In Ihrem Kinderbuch "Harun und das Meer der Geschichten", das unter den rabiaten Bedingungen der Todesdrohung entstanden ist, spiegelt sich viel von der Bedrückung, in der das Erzählen nicht mehr hilft gegen die düstere Wirklichkeit, gegen die Fabriken, wenn sie in tief hängenden Schwaden Traurigkeit verbreiten. "Der Dunst der Trübsal", den der kleine Harun erkennt und der ihm und seinem Vater den Atem verschlägt, ist wohl der gefährlichste Bodennebel, in den ein Geschichtenerzähler geraten kann. Er sieht nicht mehr in die Weite, die Proportionen verändern sich, die Leichtigkeit erstickt.

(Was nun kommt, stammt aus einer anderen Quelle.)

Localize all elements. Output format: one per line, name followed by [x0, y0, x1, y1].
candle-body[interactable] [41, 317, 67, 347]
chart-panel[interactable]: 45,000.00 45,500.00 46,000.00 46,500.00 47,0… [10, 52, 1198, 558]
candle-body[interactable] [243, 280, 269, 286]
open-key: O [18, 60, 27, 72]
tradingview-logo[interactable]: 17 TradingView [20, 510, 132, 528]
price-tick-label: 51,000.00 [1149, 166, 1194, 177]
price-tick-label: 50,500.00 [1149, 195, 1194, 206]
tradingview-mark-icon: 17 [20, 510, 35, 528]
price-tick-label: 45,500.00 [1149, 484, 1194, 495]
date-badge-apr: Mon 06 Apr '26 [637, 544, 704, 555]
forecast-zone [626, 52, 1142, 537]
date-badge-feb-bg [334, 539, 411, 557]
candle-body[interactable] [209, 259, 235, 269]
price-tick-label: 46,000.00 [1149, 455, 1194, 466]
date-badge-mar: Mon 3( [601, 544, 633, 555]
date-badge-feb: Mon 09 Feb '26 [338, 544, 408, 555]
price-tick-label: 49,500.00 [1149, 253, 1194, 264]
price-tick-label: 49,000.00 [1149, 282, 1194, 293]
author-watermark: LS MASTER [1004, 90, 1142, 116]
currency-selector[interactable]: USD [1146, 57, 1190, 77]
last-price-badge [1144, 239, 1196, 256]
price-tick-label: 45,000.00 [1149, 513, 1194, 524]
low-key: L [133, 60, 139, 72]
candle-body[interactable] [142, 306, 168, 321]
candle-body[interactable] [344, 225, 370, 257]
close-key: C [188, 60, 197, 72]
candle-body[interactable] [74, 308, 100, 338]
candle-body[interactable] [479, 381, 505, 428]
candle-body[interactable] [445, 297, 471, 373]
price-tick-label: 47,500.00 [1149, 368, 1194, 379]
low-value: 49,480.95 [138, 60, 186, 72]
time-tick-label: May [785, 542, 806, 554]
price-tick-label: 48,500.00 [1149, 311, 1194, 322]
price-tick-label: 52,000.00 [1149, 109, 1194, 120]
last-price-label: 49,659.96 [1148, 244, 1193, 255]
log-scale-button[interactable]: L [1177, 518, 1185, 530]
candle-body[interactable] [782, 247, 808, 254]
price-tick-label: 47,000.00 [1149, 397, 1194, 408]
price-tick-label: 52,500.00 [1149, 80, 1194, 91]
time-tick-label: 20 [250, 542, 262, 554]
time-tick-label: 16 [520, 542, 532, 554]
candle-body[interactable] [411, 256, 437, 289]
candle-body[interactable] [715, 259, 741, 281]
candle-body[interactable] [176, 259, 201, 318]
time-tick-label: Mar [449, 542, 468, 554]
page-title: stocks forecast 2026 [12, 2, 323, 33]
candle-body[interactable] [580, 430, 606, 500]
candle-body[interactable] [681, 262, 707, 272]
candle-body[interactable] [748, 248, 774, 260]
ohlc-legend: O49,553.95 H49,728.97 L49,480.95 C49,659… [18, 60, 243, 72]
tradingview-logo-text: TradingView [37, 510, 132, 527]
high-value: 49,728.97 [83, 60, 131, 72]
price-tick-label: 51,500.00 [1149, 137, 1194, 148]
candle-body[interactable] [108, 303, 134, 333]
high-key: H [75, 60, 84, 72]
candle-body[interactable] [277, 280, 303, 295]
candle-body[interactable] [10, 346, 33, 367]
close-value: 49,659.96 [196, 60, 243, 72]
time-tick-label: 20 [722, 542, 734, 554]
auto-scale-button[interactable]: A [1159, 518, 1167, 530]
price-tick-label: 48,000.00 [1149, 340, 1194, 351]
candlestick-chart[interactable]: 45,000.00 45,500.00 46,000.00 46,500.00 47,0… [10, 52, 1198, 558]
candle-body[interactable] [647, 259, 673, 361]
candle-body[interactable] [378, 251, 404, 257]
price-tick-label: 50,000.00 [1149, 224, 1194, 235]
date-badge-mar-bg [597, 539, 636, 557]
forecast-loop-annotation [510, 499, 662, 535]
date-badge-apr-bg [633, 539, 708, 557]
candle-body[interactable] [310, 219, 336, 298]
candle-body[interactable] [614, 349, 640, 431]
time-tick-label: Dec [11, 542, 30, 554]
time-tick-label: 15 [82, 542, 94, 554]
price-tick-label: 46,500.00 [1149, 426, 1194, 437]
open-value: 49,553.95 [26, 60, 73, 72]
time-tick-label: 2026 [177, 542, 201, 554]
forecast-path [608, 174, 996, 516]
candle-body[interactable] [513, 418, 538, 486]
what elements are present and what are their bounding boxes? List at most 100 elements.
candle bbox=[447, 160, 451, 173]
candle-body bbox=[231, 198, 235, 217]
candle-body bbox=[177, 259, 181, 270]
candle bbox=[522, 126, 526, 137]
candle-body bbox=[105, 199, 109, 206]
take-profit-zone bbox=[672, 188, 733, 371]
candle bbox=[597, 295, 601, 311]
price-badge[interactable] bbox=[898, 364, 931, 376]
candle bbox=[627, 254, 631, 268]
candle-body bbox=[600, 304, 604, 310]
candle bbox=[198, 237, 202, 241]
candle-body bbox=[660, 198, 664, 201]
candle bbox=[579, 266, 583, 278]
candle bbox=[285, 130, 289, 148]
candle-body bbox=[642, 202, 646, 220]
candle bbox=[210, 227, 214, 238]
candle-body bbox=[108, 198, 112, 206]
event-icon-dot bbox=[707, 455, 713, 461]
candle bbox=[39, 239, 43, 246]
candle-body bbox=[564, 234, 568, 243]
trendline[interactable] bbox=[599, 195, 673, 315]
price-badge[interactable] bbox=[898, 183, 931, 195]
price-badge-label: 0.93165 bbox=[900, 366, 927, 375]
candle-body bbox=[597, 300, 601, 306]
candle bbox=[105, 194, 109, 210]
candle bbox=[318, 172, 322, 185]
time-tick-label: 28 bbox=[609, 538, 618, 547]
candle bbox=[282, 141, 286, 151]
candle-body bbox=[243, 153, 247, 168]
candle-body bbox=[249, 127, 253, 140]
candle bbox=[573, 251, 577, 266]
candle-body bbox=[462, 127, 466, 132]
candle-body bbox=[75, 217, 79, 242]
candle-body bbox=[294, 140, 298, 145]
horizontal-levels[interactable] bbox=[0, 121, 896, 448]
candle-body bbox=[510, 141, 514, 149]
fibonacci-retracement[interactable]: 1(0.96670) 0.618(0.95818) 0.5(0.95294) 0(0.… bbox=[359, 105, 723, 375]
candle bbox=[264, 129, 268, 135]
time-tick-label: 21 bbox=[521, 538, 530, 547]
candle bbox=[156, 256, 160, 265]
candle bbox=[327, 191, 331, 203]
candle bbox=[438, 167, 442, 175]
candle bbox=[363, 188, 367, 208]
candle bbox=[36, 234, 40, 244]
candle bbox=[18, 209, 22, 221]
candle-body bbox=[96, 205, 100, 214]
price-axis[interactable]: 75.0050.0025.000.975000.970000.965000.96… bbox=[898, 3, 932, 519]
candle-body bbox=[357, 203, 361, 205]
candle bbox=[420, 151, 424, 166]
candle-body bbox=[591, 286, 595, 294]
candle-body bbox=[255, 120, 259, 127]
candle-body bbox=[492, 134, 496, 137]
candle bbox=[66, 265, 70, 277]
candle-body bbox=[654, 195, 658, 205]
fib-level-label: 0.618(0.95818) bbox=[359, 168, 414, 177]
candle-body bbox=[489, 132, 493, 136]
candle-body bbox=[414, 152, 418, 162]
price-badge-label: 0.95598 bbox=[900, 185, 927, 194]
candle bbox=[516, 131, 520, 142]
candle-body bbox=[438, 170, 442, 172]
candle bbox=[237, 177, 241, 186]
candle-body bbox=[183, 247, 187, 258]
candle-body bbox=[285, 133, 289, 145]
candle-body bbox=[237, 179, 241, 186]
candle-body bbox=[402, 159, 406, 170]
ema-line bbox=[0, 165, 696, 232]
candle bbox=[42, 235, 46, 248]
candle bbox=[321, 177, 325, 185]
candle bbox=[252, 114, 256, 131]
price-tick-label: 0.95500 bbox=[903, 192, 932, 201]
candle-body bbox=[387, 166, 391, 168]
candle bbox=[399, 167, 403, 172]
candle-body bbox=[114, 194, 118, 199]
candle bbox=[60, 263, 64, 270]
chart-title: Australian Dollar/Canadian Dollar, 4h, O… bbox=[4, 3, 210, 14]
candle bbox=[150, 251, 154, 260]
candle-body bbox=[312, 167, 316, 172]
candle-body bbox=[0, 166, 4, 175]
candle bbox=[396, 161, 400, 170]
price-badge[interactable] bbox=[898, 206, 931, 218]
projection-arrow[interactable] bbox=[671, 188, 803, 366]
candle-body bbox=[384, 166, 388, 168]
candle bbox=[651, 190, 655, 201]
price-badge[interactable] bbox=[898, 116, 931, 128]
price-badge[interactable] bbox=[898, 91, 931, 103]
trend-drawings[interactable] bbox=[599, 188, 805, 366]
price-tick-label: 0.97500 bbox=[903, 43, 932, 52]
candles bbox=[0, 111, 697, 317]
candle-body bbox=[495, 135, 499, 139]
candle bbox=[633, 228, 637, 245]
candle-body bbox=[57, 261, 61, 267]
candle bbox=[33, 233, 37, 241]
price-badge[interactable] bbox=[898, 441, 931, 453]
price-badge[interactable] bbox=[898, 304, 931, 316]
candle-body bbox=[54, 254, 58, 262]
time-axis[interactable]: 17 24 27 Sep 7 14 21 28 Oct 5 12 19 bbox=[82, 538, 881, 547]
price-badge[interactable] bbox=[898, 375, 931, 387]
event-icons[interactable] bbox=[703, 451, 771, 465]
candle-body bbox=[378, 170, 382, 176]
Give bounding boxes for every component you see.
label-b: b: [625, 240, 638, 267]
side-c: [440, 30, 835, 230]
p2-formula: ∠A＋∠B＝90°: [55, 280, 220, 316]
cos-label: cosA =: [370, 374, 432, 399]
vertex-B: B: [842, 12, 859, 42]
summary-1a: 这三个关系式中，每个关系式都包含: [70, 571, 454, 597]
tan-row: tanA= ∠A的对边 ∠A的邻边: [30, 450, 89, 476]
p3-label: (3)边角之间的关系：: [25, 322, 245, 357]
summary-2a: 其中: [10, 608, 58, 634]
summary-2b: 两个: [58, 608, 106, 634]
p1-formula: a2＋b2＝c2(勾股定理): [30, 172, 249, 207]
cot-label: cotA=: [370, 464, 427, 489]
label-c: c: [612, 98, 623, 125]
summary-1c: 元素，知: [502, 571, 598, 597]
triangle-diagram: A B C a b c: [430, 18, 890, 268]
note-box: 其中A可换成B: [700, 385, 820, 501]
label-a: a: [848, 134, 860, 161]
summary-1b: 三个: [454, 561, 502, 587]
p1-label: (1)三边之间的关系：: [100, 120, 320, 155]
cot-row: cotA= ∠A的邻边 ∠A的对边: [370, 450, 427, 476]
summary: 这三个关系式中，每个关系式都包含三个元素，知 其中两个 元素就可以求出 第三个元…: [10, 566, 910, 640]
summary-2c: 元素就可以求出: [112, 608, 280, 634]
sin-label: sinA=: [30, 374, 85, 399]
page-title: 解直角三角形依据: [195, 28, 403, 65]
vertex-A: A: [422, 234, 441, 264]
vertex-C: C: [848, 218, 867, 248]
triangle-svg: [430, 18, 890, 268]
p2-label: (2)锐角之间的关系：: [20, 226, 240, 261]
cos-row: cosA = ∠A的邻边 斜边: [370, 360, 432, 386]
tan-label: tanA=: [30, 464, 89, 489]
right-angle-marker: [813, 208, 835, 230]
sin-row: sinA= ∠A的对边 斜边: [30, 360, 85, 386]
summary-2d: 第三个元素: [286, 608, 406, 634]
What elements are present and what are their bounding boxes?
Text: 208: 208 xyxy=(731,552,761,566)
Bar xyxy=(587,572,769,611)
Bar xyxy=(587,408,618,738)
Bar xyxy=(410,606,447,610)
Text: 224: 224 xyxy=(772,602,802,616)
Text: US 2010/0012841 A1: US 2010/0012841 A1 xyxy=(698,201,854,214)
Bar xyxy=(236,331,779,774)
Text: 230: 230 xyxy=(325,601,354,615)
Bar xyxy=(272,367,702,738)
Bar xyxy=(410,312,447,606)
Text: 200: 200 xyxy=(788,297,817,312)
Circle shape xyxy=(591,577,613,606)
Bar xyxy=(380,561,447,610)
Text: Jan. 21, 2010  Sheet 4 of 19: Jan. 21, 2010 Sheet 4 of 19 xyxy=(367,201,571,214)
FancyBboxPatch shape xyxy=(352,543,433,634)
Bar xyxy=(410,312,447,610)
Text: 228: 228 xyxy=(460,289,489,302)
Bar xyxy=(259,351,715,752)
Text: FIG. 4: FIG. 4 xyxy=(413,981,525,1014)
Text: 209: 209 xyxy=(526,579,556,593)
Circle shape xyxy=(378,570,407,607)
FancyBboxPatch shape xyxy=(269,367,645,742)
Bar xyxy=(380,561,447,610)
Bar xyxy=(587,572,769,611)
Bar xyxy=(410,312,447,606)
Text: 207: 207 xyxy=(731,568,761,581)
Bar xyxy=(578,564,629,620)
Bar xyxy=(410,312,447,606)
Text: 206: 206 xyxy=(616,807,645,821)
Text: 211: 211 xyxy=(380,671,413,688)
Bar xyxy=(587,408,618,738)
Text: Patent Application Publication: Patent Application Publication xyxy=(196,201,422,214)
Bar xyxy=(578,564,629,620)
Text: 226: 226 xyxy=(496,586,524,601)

Die beiden Filmer haben Ihren langen, ernsthaften Monolog, der keine Philippika war, sondern eine ruhige Verfertigung von Gedanken beim Reden, in einer aufgelassenen Fabrikhalle aufgenommen. Sie, Salman Rushdie, saßen in dem großen, kahlen Raum an einem ruppigen, kleinen Tisch, auf dem eine altmodische Reiseschreibmaschine stand. Die Buchstabenhebel hackten heftig aufs Papier. (Nun ja, was für gleichförmige Bilder erzeugt das Schreiben, wenn "Schreiben" selbst ein abgegriffenes Bild ist!)